Five days of acceleration

Monday began with the acceleration of a RipStik from a velocity of zero meters per second to roughly 2.5 meters per second nine meters later.

030 Constant Acceleration
time (s)distance (m)time (s)velocity (m/s)acc (m/s²)
000.000.000.45
1.3411.340.750.56
2.1322.131.270.66
2.7932.791.520.38
3.8453.841.900.37
4.6774.672.410.61
5.4795.472.500.11

As I chose to do last term, I had three timers timing splits at one, two, three, five, seven, and nine meters.


I made two runs. The Desmos screenshot would be the basis of a handout for use on Wednesday.


Wednesday I began with the introduction of the concept of a slope and y-intercept for a quadratic. Again this term the class did not know that quadratics have slopes and intercepts.

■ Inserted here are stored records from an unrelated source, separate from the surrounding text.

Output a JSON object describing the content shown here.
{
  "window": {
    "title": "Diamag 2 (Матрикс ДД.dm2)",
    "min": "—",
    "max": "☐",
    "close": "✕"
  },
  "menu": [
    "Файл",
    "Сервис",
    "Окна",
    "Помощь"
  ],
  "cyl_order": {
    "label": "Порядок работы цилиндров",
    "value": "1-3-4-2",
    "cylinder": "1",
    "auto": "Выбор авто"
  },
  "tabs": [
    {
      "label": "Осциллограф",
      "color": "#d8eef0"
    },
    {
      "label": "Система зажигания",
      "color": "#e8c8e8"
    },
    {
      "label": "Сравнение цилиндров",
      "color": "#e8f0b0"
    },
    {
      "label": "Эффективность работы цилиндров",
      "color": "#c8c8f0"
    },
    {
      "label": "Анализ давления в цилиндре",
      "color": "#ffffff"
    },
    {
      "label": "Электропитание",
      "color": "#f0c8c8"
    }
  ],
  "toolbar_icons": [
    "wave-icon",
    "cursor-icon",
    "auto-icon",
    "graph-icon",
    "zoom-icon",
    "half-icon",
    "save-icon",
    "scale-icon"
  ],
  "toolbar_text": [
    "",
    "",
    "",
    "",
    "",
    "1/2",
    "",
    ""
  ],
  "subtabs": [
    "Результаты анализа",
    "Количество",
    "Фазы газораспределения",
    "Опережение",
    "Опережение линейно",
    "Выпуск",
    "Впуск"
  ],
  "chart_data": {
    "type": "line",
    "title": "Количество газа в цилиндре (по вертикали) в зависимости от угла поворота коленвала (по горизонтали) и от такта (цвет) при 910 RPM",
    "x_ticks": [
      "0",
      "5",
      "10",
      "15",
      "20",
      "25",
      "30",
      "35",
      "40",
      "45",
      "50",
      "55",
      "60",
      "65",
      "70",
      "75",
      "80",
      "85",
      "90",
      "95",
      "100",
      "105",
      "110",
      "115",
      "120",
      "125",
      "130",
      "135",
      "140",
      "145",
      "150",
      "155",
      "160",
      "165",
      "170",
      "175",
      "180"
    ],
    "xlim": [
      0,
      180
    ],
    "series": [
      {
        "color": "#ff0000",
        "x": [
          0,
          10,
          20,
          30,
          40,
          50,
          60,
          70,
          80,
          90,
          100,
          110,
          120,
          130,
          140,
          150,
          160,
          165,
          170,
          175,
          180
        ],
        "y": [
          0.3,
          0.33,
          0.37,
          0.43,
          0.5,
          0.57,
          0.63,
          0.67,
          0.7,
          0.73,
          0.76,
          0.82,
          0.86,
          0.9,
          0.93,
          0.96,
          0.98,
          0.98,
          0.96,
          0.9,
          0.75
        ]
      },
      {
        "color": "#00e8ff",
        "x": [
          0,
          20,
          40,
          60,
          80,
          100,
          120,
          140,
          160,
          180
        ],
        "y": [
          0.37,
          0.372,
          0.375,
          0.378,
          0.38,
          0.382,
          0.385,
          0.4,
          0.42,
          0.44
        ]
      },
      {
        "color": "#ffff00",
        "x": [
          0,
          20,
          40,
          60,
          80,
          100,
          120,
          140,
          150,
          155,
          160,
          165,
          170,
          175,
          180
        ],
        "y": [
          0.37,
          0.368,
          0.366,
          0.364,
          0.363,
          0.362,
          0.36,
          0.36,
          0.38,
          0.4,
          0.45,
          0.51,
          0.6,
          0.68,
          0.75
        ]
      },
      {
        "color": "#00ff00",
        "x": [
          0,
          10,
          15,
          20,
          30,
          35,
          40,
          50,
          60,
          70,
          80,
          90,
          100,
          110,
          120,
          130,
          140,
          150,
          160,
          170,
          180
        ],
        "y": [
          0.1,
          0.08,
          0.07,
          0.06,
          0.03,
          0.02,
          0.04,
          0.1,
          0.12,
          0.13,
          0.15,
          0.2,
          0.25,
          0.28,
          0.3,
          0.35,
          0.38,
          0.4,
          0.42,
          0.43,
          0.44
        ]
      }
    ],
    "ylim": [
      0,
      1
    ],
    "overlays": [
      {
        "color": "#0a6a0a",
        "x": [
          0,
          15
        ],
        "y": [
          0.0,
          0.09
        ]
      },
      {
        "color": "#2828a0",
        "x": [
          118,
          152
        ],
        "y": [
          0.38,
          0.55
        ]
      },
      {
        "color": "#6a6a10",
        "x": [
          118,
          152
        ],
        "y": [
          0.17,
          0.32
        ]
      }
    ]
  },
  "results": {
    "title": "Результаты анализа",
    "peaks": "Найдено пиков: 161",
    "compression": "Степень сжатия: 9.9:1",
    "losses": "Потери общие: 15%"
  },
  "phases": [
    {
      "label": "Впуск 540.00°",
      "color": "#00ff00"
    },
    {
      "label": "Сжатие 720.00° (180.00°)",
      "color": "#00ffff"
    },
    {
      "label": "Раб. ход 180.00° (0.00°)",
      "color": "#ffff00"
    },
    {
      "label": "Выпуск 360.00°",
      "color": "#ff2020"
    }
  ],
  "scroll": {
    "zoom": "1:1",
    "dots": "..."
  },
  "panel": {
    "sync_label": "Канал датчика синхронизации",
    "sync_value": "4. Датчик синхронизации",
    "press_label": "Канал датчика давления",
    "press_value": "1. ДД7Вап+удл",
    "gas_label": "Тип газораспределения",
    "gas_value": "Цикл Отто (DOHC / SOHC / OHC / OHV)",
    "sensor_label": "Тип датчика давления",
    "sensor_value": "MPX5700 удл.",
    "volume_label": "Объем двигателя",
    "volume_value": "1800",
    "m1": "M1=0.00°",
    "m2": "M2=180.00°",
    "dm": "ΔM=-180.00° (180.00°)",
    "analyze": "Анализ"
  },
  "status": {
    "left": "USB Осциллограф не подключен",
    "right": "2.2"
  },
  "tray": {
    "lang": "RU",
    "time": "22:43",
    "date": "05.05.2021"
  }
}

After developing out the full motion equation I noted that the above image shows only one leg of a parabola - hardly convincing of what the curve should do on the left side of the graph. 


I then took the class outside to demonstrate the full parabolic shape of the curve.


I used preset marks at 3, 6, and 9 meters uphill towards the LRC. To time the vertex (apex) I put a midline on the sidewalk visible in the image above. I asked the timers to time that crossing while Chastity marked the crossing point with a piece of coral after I crossed the midline. The vertex remains problematic, but otherwise a parabolic curve arguably well fits the data. A vertext at 10 meters would fit better, but data is data. Using the equation (done in the field on Desmos) I could compare my acceleration on Wednesday with the two I obtained on Monday. The students had a handout of the equation from Monday to consult. I could also compare my initial velocity of 3.1 m/s to the 1.53 m/s linear velocity run on the Monday a week and half ago.


I led off lab with the dropping of a plastic and metal ball to demonstrate that the rate of fall is independent of weight. I used this to frame the work of the lab. Is the fall rate constant once it gets under way? Constant velocity? Or changing velocity? And if changing, is the rate of change constant? If the rate of change of velocity is constant, then that rate of change is a constant acceleration. Which we could call the acceleration of gravity.


 Masabua holds the meter sticks for Jesse.

Mayson and Sheeron work on the two meter drop


Four and five meters from outside on a sunny day


Data from the laboratory along with the regression to determine g. Desmos makes this part of the laboratory run smoothly. The value of g is directly displayed.

On Friday, having already seen that once again some lab introductions betrayed confusion, I led with a restatement of the intent of the laboratory.


This allowed me to segue from data generates shapes on graphs and those shapes imply mathematical equations or models to shapes can directly lead to equations.



I had the class trace the arc of a tennis balls, six balls, six arcs to be precise.




I then added coordinates to three of the six and asked the students to form groups and work out what the equation was for one of the three arcs. The students chose their own groups and group size, the students also chose which graph to work on.

Praislyn, Jessie, Chastity, Caslyn, Patricia, Kiokalani discussing options

Monday I determined that only three groups had an equation that provided a useful starting place. for a class examination. Two of the groups, however, were spot on - they had equations of the correct form that well matched the data. There was no need to construct our way to a working equation, two were numerically correct. Both were derived from trial and error in Desmos. Given this, I went ahead and led the class through the logic of the equation and showed that the theoretically derived equation was equivalent to the two equations which were found by trial and error using Desmos. This activity still went well, and segues moderately well into the Wednesday banana leaf marble ramp.